Besides direct GLI1 inhibitors, indirect GLI1 inhibitors have also recently emerged as candidates for suppressing Hh-dependent tumors. JQ1, the bromodomain and extra-terminal domain (BET) protein inhibitor, specifically impacts GLI1 transcription [73]. BET proteins act as a transcriptional regulator by binding to chromatin during mitosis, promoting cell cycle progression. BET proteins also form multiprotein complexes with the positive transcription elongation factor b, activate RNA polymerase II, and enhance gene expression [95]. Recently, Tang and colleagues demonstrated that BRD4, a member of the BET family, is the critical regulator of GLI1/GLI2 by occupying their promoters and modulating transcription [73]. Furthermore, JQ1 effectively suppresses Hh-dependent tumor growth by preventing BRD4 from binding to GLI1/GLI2. Even more encouragingly, JQ1 impaired GLI signaling in the setting of acquired resistance to SMO inhibitors. These results suggests a novel strategy for the treatment of Hh-dependent tumors using BET inhibition. Previous studies demonstrated that JQ1 efficiently suppressed proliferation and induced apoptosis of GC cells through BRD4 and downstream genes [96, 97]. However, no study on the effect of JQ1 on Hh/GLI1 signaling in GC has been reported. Interestingly, in certain GC cell lines with low expression of BRD4 or c-MYC (a BRD4 target protein), the antitumor activity of JQ1 was still remarkable [98]. This finding suggests that other molecular mechanisms are involved in this process.

Perspective

The Hh signaling pathway has long been thought to play a crucial role in embryonic development, tissue homeostasis, carcinogenesis, and maintenance of CSCs. Since the predominant role of Hh signaling in BCC has been verified, leading to the development and marketing of vismodegib, efforts are underway to exploit this pathway to treat other cancers. However, so far, the results from clinical trials targeting Hh signaling in a number of cancers, such as GC, colorectal cancer, ovarian cancer, and pancreatic cancer, have been inconsistent with expectations [64, 65, 99, 100]. The explanation for these results is likely that other genes or signaling pathways are also involved in carcinogenesis and progression.
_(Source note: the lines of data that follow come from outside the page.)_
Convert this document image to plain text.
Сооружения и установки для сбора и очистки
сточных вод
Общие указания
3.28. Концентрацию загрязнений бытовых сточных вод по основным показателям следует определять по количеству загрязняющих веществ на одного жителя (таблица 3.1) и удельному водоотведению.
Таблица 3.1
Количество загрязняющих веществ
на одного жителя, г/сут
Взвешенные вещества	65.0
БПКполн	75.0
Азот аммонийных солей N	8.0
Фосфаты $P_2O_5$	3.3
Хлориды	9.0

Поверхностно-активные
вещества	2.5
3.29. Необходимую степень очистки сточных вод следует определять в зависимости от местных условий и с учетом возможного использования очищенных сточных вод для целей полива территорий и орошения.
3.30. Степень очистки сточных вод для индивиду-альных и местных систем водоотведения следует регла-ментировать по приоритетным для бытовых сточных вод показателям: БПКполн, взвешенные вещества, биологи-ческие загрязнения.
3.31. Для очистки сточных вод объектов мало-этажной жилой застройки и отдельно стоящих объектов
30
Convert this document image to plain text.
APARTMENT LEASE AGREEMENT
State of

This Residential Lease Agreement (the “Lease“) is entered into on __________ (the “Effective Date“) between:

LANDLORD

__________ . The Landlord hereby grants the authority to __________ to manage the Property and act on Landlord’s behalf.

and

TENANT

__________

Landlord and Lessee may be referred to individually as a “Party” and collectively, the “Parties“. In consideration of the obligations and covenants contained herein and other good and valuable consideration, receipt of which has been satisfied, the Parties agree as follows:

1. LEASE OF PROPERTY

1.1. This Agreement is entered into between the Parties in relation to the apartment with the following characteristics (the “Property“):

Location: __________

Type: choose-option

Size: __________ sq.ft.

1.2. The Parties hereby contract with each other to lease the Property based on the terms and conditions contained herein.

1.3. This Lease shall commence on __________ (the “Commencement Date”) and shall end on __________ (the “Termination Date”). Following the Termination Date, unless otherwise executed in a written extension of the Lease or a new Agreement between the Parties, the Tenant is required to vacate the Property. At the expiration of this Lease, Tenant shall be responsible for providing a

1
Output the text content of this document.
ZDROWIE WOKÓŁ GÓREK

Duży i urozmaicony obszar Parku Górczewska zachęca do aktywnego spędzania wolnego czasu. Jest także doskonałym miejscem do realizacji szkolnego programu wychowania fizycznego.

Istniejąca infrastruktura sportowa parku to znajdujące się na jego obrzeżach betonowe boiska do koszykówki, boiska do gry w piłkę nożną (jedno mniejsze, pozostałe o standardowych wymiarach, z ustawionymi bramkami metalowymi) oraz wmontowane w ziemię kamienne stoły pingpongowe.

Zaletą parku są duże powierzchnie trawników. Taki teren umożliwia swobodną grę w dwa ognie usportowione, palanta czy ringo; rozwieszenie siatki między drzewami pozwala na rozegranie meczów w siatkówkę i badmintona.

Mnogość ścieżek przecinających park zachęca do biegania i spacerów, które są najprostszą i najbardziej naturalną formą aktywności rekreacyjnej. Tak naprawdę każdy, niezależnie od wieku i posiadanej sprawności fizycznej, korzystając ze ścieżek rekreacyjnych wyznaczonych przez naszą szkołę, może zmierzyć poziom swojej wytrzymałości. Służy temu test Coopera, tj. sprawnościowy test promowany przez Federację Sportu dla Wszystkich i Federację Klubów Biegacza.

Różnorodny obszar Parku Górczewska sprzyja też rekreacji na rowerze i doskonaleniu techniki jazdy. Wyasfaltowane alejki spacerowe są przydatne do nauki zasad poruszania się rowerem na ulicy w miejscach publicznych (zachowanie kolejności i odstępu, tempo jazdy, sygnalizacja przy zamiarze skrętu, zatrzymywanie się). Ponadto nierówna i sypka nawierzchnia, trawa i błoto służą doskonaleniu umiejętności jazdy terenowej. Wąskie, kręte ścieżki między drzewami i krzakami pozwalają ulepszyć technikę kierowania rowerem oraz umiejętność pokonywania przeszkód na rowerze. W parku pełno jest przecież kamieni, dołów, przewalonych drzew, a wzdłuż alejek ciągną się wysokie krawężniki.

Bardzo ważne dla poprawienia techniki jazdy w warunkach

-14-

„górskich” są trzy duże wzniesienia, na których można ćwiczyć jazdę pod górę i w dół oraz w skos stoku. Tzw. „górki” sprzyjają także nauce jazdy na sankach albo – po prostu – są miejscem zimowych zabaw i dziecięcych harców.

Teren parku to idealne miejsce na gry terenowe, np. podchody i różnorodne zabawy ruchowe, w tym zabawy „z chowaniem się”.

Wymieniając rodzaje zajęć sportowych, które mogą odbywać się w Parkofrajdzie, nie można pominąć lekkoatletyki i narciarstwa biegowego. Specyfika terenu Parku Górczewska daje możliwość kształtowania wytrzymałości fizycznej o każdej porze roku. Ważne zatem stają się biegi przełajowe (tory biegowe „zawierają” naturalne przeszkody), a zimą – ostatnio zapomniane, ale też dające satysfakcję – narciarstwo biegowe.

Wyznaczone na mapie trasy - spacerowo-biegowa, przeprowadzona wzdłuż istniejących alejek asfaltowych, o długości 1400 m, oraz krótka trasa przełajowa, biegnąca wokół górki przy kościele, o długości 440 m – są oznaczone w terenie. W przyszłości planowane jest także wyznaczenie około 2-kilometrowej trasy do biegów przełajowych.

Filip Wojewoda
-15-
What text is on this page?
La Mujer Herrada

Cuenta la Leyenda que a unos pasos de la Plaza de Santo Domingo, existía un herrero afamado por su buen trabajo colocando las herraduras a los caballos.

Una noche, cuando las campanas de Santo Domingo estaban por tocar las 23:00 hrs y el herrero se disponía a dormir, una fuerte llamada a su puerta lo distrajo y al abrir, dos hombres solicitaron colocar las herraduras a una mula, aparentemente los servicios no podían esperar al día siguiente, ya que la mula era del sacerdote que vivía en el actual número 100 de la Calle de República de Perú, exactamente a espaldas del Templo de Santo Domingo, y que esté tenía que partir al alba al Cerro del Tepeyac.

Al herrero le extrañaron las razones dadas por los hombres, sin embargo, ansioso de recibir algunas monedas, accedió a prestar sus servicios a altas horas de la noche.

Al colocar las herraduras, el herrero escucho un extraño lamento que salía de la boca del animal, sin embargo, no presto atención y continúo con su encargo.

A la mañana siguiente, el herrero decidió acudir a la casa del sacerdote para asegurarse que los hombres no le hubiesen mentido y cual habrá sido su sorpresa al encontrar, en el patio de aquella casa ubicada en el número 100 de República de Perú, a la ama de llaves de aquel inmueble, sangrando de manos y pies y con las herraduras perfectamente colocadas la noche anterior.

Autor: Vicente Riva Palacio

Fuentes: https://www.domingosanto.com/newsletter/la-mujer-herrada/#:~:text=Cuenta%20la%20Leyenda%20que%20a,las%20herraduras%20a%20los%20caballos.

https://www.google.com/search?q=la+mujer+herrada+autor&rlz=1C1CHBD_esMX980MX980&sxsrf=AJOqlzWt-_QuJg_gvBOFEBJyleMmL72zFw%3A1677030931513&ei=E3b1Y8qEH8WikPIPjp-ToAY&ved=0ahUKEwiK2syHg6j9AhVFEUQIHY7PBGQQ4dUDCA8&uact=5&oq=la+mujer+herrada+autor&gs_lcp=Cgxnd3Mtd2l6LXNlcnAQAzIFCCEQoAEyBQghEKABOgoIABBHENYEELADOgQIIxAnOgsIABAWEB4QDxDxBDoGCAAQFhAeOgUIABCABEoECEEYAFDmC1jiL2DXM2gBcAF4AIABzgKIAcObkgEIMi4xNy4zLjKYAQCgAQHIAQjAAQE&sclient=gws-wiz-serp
The reasonable way to overcome this problem is the identification of precise predictive biomarkers and optimized combination strategies, such as an Hh signaling inhibitor combined with standard chemotherapy or other targeted therapy. In one study of Hh signaling in medulloblastoma, Shou and colleagues validated a five-gene signature that identifies Hh pathway activation and patients most likely to respond to therapy targeting the Hh signaling pathway [101]. Although the panel is not yet mature and needs to be improved [102], it still broadens our research strategy for identifying better predictive and prognostic markers. Furthermore, given the crucial role of Hh signaling in the maintenance of CSCs, CSC-related proteins could be used to select patients who are likely to benefit from an Hh inhibitor. Indeed, several proteins or panels have been proposed as CSC biomarkers in GC [103,104,105,106,107,108,109,110,111], such as ALDH1, CD24/CD44, CD54/CD44, EPCAM/CD44, LGR5, CD90, and CD133. Thoroughly understanding the mechanisms of CSCs and Hh signaling will provide rationales for more precise approach.

Conclusions

Hh signaling is often aberrantly activated and plays an important role in the inflammation and carcinogenesis of gastric epithelial cells. However, the clinical utility of Hh inhibitors for GC should be further evaluated through more well-designed clinical trials. In addition, given the complexity of Hh signaling and the heterogeneity of GC, the precise mechanisms of Hh signaling need to be studied further for the validation of therapeutic targets and ideal biomarkers.